As críticas do Marinho: Furia Comanche – (Tex italiano 645 e 646)

Por Mário João Marques


Wasape é um terrível guerreiro comanche que semeia o caos e o terror junto de colonos e rancheiros. Capturado por Tex, Wasape é julgado e condenado à morte por enforcamento, mas contra toda a lógica consegue sobreviver e fugir. Wasape torna-se assim num guerreiro imortal aos olhos de muitos, sobretudo junto dos seus, acreditando que ele possa conduzir os comanches na senda da glória. No entanto, Tex acha que Wasape só conseguiu sobreviver ao enforcamento e fugir graças à ajuda de alguém e por isso rapidamente se dirige a Fort Worth para, juntamente com Carson, investigar o sucedido.

Para o bem ou para o mal muitos julgarão que os fins justificam os meios. Ruju parece acreditar nesta ideia e assina aqui uma aventura que é uma prova eloquente do maquiavelismo que muitas vezes domina a política e os jogos de poder. Furia Comanche baseia-se num complot político maquiavélico e tem um enredo bem elaborado: possibilitar que um guerreiro comanche, sedento de ódio pelos brancos, sobreviva a um enforcamento e possa fugir, de modo a espalhar o caos e a violência e, desta forma, justificar um casus belli e um novo tratado político, o qual visará permitir aos brancos apoderarem-se das terras dos índios, confinando-os a meras reservas.

Wasape é na realidade um guerreiro fanático, um criminoso sanguinário, nunca hesitando em dizimar os brancos do modo e da forma mais cruel. No fundo, é a personagem ideal para poder ser utilizada por políticos corruptos e negociantes sem escrúpulos a seu bel-prazer e em proveito dos seus próprios intentos. Neste sentido, a aventura assume um cariz marcadamente bonelliano, porque foca no essencial um ponto fulcral que o autor trouxe para a série: a luta contra o poder corrupto, a luta contra tudo o que de alguma forma possa ser aproveitado de forma ilícita para prejudicar os mais fracos, reduzindo-os a um papel secundário.

Por si só, Wasape representará os comanches? Terá esse poder e essa capacidade? A verdade é que quando Tex afirma que os índios não são todos iguais, está a deixar uma mensagem de tolerância, considerando ser um erro acreditar que as acções fanáticas e de ódio de uns (poucos) possam ser interpretadas como sendo de todos os índios. Trata-se, no entanto, de uma postura difícil de compreender e mesmo de aceitar por todos os que perderam entes queridos, amigos e familiares na mão e por obra de fanáticos.

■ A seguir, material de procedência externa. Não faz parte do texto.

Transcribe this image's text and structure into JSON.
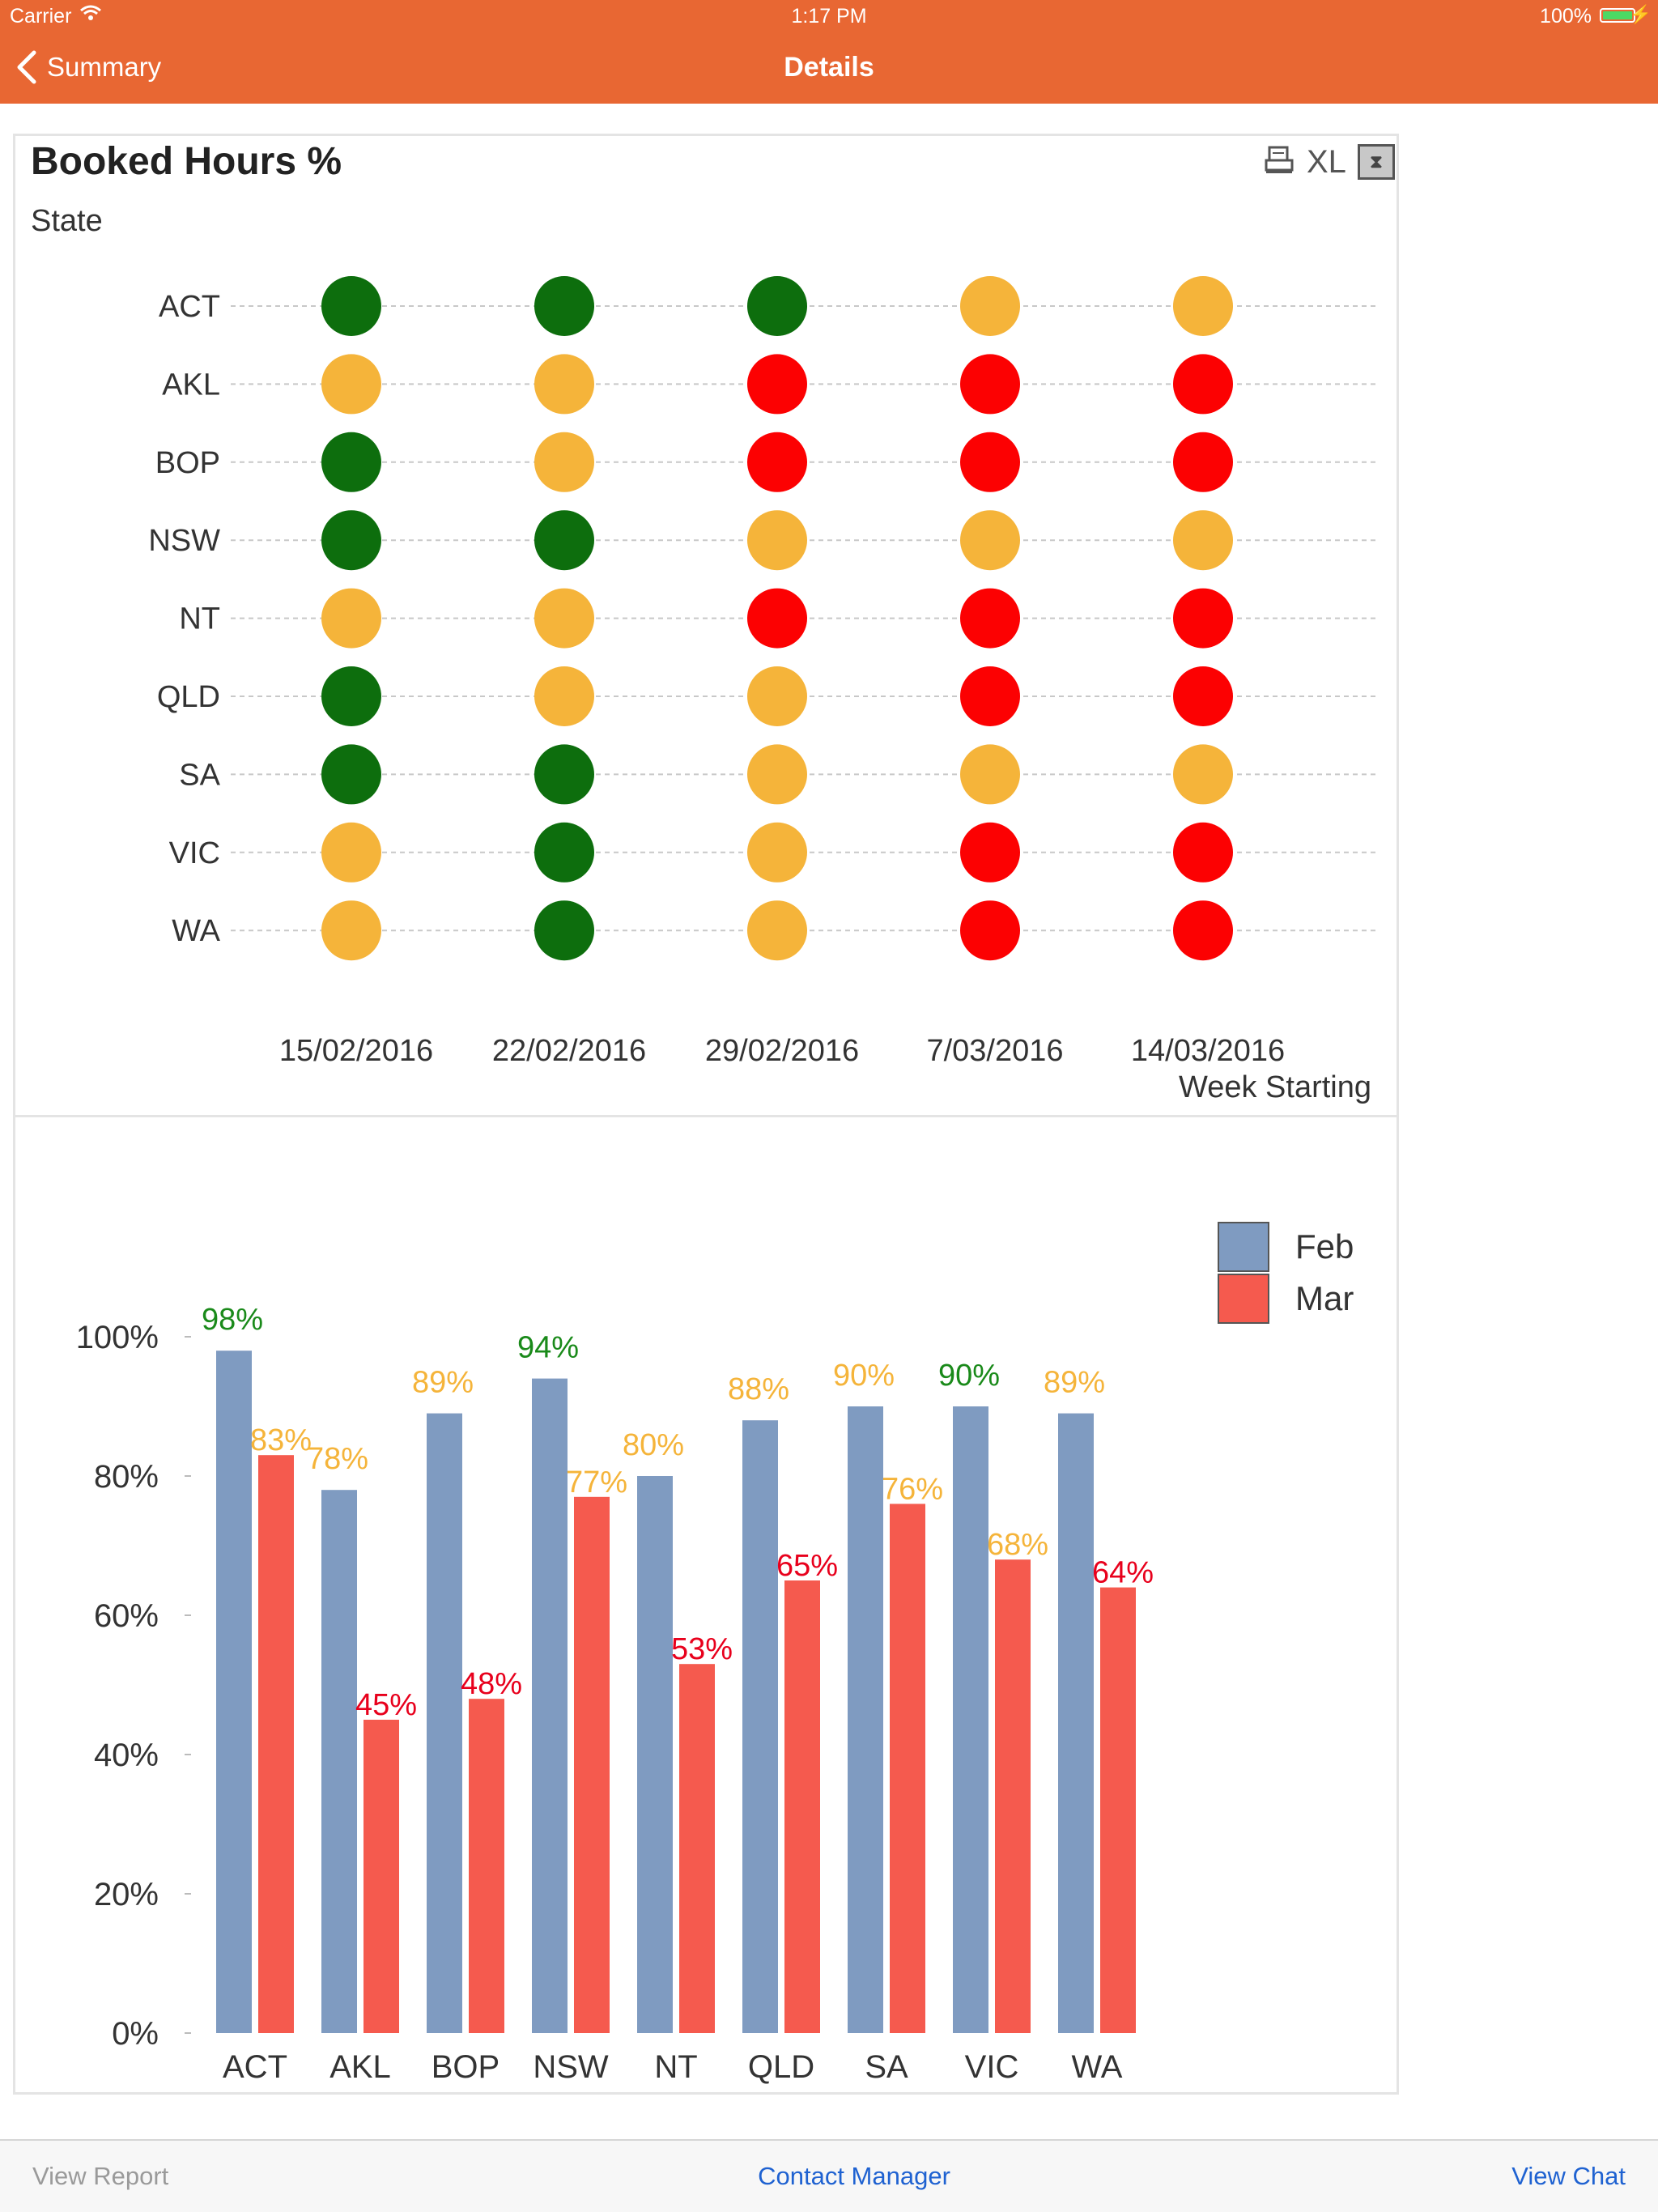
{
  "status_bar": {
    "carrier": "Carrier",
    "time": "1:17 PM",
    "battery": "100%"
  },
  "nav": {
    "back_label": "Summary",
    "title": "Details"
  },
  "dot_chart": {
    "title": "Booked Hours %",
    "y_label": "State",
    "x_label": "Week Starting",
    "colors": {
      "green": "#0d6e0d",
      "amber": "#f5b43a",
      "red": "#fc0102"
    },
    "states": [
      "ACT",
      "AKL",
      "BOP",
      "NSW",
      "NT",
      "QLD",
      "SA",
      "VIC",
      "WA"
    ],
    "weeks": [
      "15/02/2016",
      "22/02/2016",
      "29/02/2016",
      "7/03/2016",
      "14/03/2016"
    ],
    "status_matrix": [
      [
        "green",
        "green",
        "green",
        "amber",
        "amber"
      ],
      [
        "amber",
        "amber",
        "red",
        "red",
        "red"
      ],
      [
        "green",
        "amber",
        "red",
        "red",
        "red"
      ],
      [
        "green",
        "green",
        "amber",
        "amber",
        "amber"
      ],
      [
        "amber",
        "amber",
        "red",
        "red",
        "red"
      ],
      [
        "green",
        "amber",
        "amber",
        "red",
        "red"
      ],
      [
        "green",
        "green",
        "amber",
        "amber",
        "amber"
      ],
      [
        "amber",
        "green",
        "amber",
        "red",
        "red"
      ],
      [
        "amber",
        "green",
        "amber",
        "red",
        "red"
      ]
    ]
  },
  "toolbar": {
    "print_icon": "print-icon",
    "xl_label": "XL",
    "excel_icon": "excel-icon"
  },
  "chart_data": {
    "type": "bar",
    "categories": [
      "ACT",
      "AKL",
      "BOP",
      "NSW",
      "NT",
      "QLD",
      "SA",
      "VIC",
      "WA"
    ],
    "series": [
      {
        "name": "Feb",
        "color": "#7f9bc1",
        "values": [
          98,
          78,
          89,
          94,
          80,
          88,
          90,
          90,
          89
        ],
        "labels": [
          "98%",
          "78%",
          "89%",
          "94%",
          "80%",
          "88%",
          "90%",
          "90%",
          "89%"
        ],
        "label_colors": [
          "#1a8a1a",
          "#f5b43a",
          "#f5b43a",
          "#1a8a1a",
          "#f5b43a",
          "#f5b43a",
          "#f5b43a",
          "#1a8a1a",
          "#f5b43a"
        ]
      },
      {
        "name": "Mar",
        "color": "#f55a4e",
        "values": [
          83,
          45,
          48,
          77,
          53,
          65,
          76,
          68,
          64
        ],
        "labels": [
          "83%",
          "45%",
          "48%",
          "77%",
          "53%",
          "65%",
          "76%",
          "68%",
          "64%"
        ],
        "label_colors": [
          "#f5b43a",
          "#e8001c",
          "#e8001c",
          "#f5b43a",
          "#e8001c",
          "#e8001c",
          "#f5b43a",
          "#f5b43a",
          "#e8001c"
        ]
      }
    ],
    "y_ticks": [
      "0%",
      "20%",
      "40%",
      "60%",
      "80%",
      "100%"
    ],
    "ylim": [
      0,
      100
    ],
    "legend_position": "top-right"
  },
  "bottom_bar": {
    "view_report": "View Report",
    "contact_manager": "Contact Manager",
    "view_chat": "View Chat"
  }
}
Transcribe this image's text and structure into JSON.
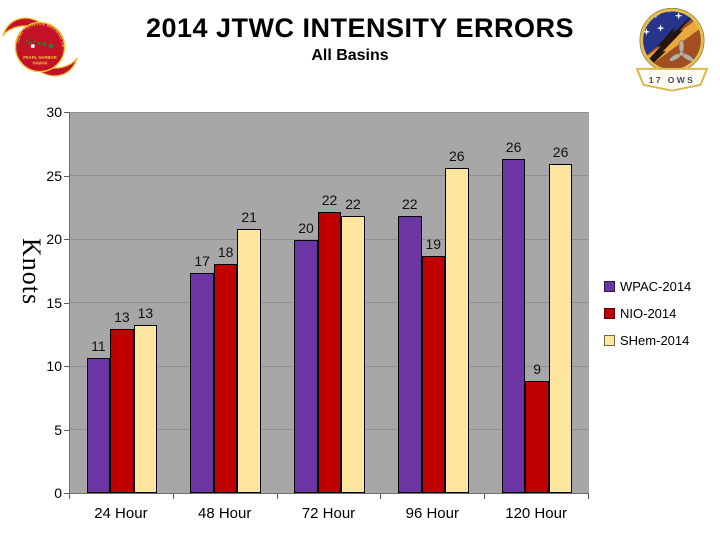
{
  "slide": {
    "title": "2014 JTWC INTENSITY ERRORS",
    "subtitle": "All Basins",
    "jtwc_logo": {
      "arc_text": "JOINT TYPHOON WARNING CENTER",
      "line1": "PEARL HARBOR",
      "line2": "HAWAII"
    },
    "ows_logo": {
      "banner_text": "17 OWS"
    }
  },
  "chart_data": {
    "type": "bar",
    "title": "2014 JTWC INTENSITY ERRORS",
    "subtitle": "All Basins",
    "categories": [
      "24 Hour",
      "48 Hour",
      "72 Hour",
      "96 Hour",
      "120 Hour"
    ],
    "series": [
      {
        "name": "WPAC-2014",
        "color": "#6B35A3",
        "values": [
          11,
          17,
          20,
          22,
          26
        ],
        "bar_heights_knots": [
          10.6,
          17.3,
          19.9,
          21.8,
          26.3
        ]
      },
      {
        "name": "NIO-2014",
        "color": "#C00000",
        "values": [
          13,
          18,
          22,
          19,
          9
        ],
        "bar_heights_knots": [
          12.9,
          18.0,
          22.1,
          18.7,
          8.8
        ]
      },
      {
        "name": "SHem-2014",
        "color": "#FFE69E",
        "values": [
          13,
          21,
          22,
          26,
          26
        ],
        "bar_heights_knots": [
          13.2,
          20.8,
          21.8,
          25.6,
          25.9
        ]
      }
    ],
    "xlabel": "",
    "ylabel": "Knots",
    "ylim": [
      0,
      30
    ],
    "yticks": [
      0,
      5,
      10,
      15,
      20,
      25,
      30
    ],
    "grid": true,
    "legend_position": "right",
    "colors": {
      "plot_background": "#A7A7A7",
      "gridline": "#8F8F8F",
      "bar_border": "#000000",
      "axis": "#6E6E6E",
      "text": "#000000"
    }
  }
}
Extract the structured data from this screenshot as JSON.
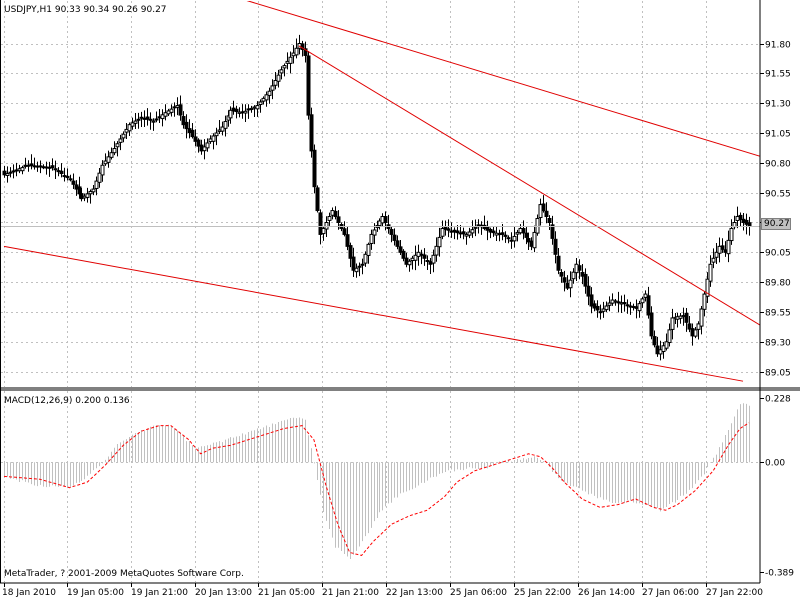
{
  "header": {
    "symbol": "USDJPY,H1",
    "open": "90.33",
    "high": "90.34",
    "low": "90.26",
    "close": "90.27"
  },
  "current_price_label": "90.27",
  "macd_header": {
    "label": "MACD(12,26,9)",
    "main_value": "0.200",
    "signal_value": "0.136"
  },
  "copyright": "MetaTrader, ? 2001-2009 MetaQuotes Software Corp.",
  "colors": {
    "background": "#ffffff",
    "grid": "#c0c0c0",
    "candle": "#000000",
    "trendline": "#e00000",
    "macd_hist": "#c0c0c0",
    "signal": "#ff0000"
  },
  "chart_data": [
    {
      "type": "candlestick",
      "title": "",
      "xlabel": "",
      "ylabel": "",
      "ylim": [
        88.98,
        91.93
      ],
      "y_ticks": [
        "91.80",
        "91.55",
        "91.30",
        "91.05",
        "90.80",
        "90.55",
        "90.30",
        "90.05",
        "89.80",
        "89.55",
        "89.30",
        "89.05"
      ],
      "x_ticks": [
        "18 Jan 2010",
        "19 Jan 05:00",
        "19 Jan 21:00",
        "20 Jan 13:00",
        "21 Jan 05:00",
        "21 Jan 21:00",
        "22 Jan 13:00",
        "25 Jan 06:00",
        "25 Jan 22:00",
        "26 Jan 14:00",
        "27 Jan 06:00",
        "27 Jan 22:00"
      ],
      "close_path": [
        [
          0,
          90.7
        ],
        [
          8,
          90.78
        ],
        [
          16,
          90.76
        ],
        [
          22,
          90.66
        ],
        [
          26,
          90.5
        ],
        [
          30,
          90.58
        ],
        [
          33,
          90.78
        ],
        [
          37,
          90.92
        ],
        [
          42,
          91.12
        ],
        [
          46,
          91.18
        ],
        [
          50,
          91.15
        ],
        [
          54,
          91.22
        ],
        [
          58,
          91.28
        ],
        [
          60,
          91.12
        ],
        [
          63,
          91.02
        ],
        [
          66,
          90.9
        ],
        [
          69,
          91.0
        ],
        [
          73,
          91.1
        ],
        [
          76,
          91.24
        ],
        [
          80,
          91.22
        ],
        [
          85,
          91.28
        ],
        [
          89,
          91.4
        ],
        [
          93,
          91.58
        ],
        [
          97,
          91.72
        ],
        [
          99,
          91.8
        ],
        [
          101,
          91.7
        ],
        [
          102,
          91.2
        ],
        [
          104,
          90.6
        ],
        [
          106,
          90.2
        ],
        [
          110,
          90.4
        ],
        [
          114,
          90.2
        ],
        [
          117,
          89.9
        ],
        [
          120,
          89.95
        ],
        [
          123,
          90.2
        ],
        [
          127,
          90.35
        ],
        [
          131,
          90.15
        ],
        [
          135,
          89.95
        ],
        [
          139,
          90.05
        ],
        [
          143,
          89.95
        ],
        [
          147,
          90.25
        ],
        [
          151,
          90.22
        ],
        [
          155,
          90.2
        ],
        [
          159,
          90.28
        ],
        [
          163,
          90.22
        ],
        [
          167,
          90.2
        ],
        [
          170,
          90.15
        ],
        [
          173,
          90.25
        ],
        [
          177,
          90.1
        ],
        [
          180,
          90.45
        ],
        [
          183,
          90.3
        ],
        [
          186,
          89.9
        ],
        [
          189,
          89.75
        ],
        [
          192,
          89.95
        ],
        [
          194,
          89.85
        ],
        [
          197,
          89.6
        ],
        [
          200,
          89.55
        ],
        [
          204,
          89.65
        ],
        [
          208,
          89.62
        ],
        [
          212,
          89.58
        ],
        [
          215,
          89.7
        ],
        [
          217,
          89.35
        ],
        [
          219,
          89.2
        ],
        [
          222,
          89.3
        ],
        [
          224,
          89.5
        ],
        [
          228,
          89.52
        ],
        [
          231,
          89.35
        ],
        [
          233,
          89.45
        ],
        [
          235,
          89.7
        ],
        [
          237,
          89.95
        ],
        [
          240,
          90.1
        ],
        [
          242,
          90.05
        ],
        [
          244,
          90.25
        ],
        [
          246,
          90.35
        ],
        [
          248,
          90.3
        ],
        [
          250,
          90.27
        ]
      ],
      "trendlines": [
        {
          "from": [
            63,
            92.3
          ],
          "to": [
            261,
            90.8
          ]
        },
        {
          "from": [
            99,
            91.78
          ],
          "to": [
            261,
            89.33
          ]
        },
        {
          "from": [
            0,
            90.1
          ],
          "to": [
            248,
            88.97
          ]
        }
      ]
    },
    {
      "type": "histogram+line",
      "title": "MACD(12,26,9)",
      "ylim": [
        -0.389,
        0.228
      ],
      "y_ticks": [
        "0.228",
        "0.00",
        "-0.389"
      ],
      "series": [
        {
          "name": "MACD",
          "points": [
            [
              0,
              -0.05
            ],
            [
              10,
              -0.08
            ],
            [
              22,
              -0.09
            ],
            [
              28,
              -0.05
            ],
            [
              33,
              0.0
            ],
            [
              38,
              0.06
            ],
            [
              44,
              0.1
            ],
            [
              50,
              0.13
            ],
            [
              56,
              0.13
            ],
            [
              60,
              0.09
            ],
            [
              64,
              0.05
            ],
            [
              68,
              0.06
            ],
            [
              74,
              0.08
            ],
            [
              80,
              0.1
            ],
            [
              86,
              0.12
            ],
            [
              92,
              0.14
            ],
            [
              98,
              0.16
            ],
            [
              101,
              0.15
            ],
            [
              104,
              0.0
            ],
            [
              107,
              -0.18
            ],
            [
              111,
              -0.3
            ],
            [
              116,
              -0.34
            ],
            [
              120,
              -0.28
            ],
            [
              126,
              -0.18
            ],
            [
              132,
              -0.12
            ],
            [
              138,
              -0.09
            ],
            [
              144,
              -0.05
            ],
            [
              150,
              -0.03
            ],
            [
              156,
              -0.02
            ],
            [
              162,
              -0.02
            ],
            [
              166,
              0.0
            ],
            [
              172,
              0.01
            ],
            [
              178,
              0.02
            ],
            [
              182,
              0.0
            ],
            [
              186,
              -0.06
            ],
            [
              192,
              -0.09
            ],
            [
              198,
              -0.12
            ],
            [
              204,
              -0.14
            ],
            [
              210,
              -0.14
            ],
            [
              216,
              -0.15
            ],
            [
              220,
              -0.17
            ],
            [
              225,
              -0.14
            ],
            [
              230,
              -0.1
            ],
            [
              235,
              -0.04
            ],
            [
              240,
              0.05
            ],
            [
              244,
              0.14
            ],
            [
              247,
              0.21
            ],
            [
              250,
              0.2
            ]
          ]
        },
        {
          "name": "Signal",
          "points": [
            [
              0,
              -0.05
            ],
            [
              12,
              -0.06
            ],
            [
              22,
              -0.09
            ],
            [
              28,
              -0.07
            ],
            [
              34,
              -0.01
            ],
            [
              40,
              0.06
            ],
            [
              46,
              0.11
            ],
            [
              52,
              0.13
            ],
            [
              56,
              0.13
            ],
            [
              62,
              0.08
            ],
            [
              66,
              0.03
            ],
            [
              70,
              0.05
            ],
            [
              76,
              0.06
            ],
            [
              82,
              0.08
            ],
            [
              88,
              0.1
            ],
            [
              94,
              0.12
            ],
            [
              100,
              0.13
            ],
            [
              104,
              0.08
            ],
            [
              108,
              -0.08
            ],
            [
              112,
              -0.22
            ],
            [
              116,
              -0.32
            ],
            [
              120,
              -0.33
            ],
            [
              124,
              -0.28
            ],
            [
              130,
              -0.22
            ],
            [
              136,
              -0.19
            ],
            [
              142,
              -0.17
            ],
            [
              148,
              -0.12
            ],
            [
              152,
              -0.07
            ],
            [
              158,
              -0.03
            ],
            [
              164,
              -0.01
            ],
            [
              170,
              0.01
            ],
            [
              176,
              0.03
            ],
            [
              180,
              0.02
            ],
            [
              184,
              -0.02
            ],
            [
              188,
              -0.07
            ],
            [
              194,
              -0.13
            ],
            [
              200,
              -0.16
            ],
            [
              206,
              -0.15
            ],
            [
              212,
              -0.13
            ],
            [
              218,
              -0.16
            ],
            [
              222,
              -0.17
            ],
            [
              226,
              -0.15
            ],
            [
              232,
              -0.1
            ],
            [
              238,
              -0.03
            ],
            [
              243,
              0.06
            ],
            [
              247,
              0.12
            ],
            [
              250,
              0.14
            ]
          ]
        }
      ]
    }
  ]
}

Apesar da luta entre Tex e Wasape dominar toda a aventura, numa espiral de crescente violência e confronto psicológico, a verdade é que essa luta nasce e é fomentada pelo conflito que os brancos urdiram com o intuito único de favorecer os seus interesses. Terá Ruju pretendido colocar Tex apenas, e uma vez mais, em confronto com o poder instituído corrupto, ou terá querido ampliar o âmbito e o alcance do enredo, assumindo aqui a sua própria crítica a todos os poderes políticos, sobretudo aos actuais, quando confrontados com um conflito presente de religiões e civilizações?


Ruju tem vindo a provar ser um valor seguro na série, não só por estas ideias fortes que consegue transmitir nos seus argumentos, mas também pelo equilíbrio com que articula e organiza as aventuras ou pela capacidade de alternância da acção entre diferentes ambientes e personagens. Creio, no entanto, que um dos melhores atributos do autor residirá no modo e na forma como consegue construir personagens fortemente caracterizadas para enfrentar Tex, sendo a personagem de Wasape mais uma prova desta habilidade do autor, uma vez que, ao tornar-se num guerreiro imortal, pelo menos aos olhos de alguns, a personagem de Wasape assume contornos fantásticos e uma força que vai para além do racional.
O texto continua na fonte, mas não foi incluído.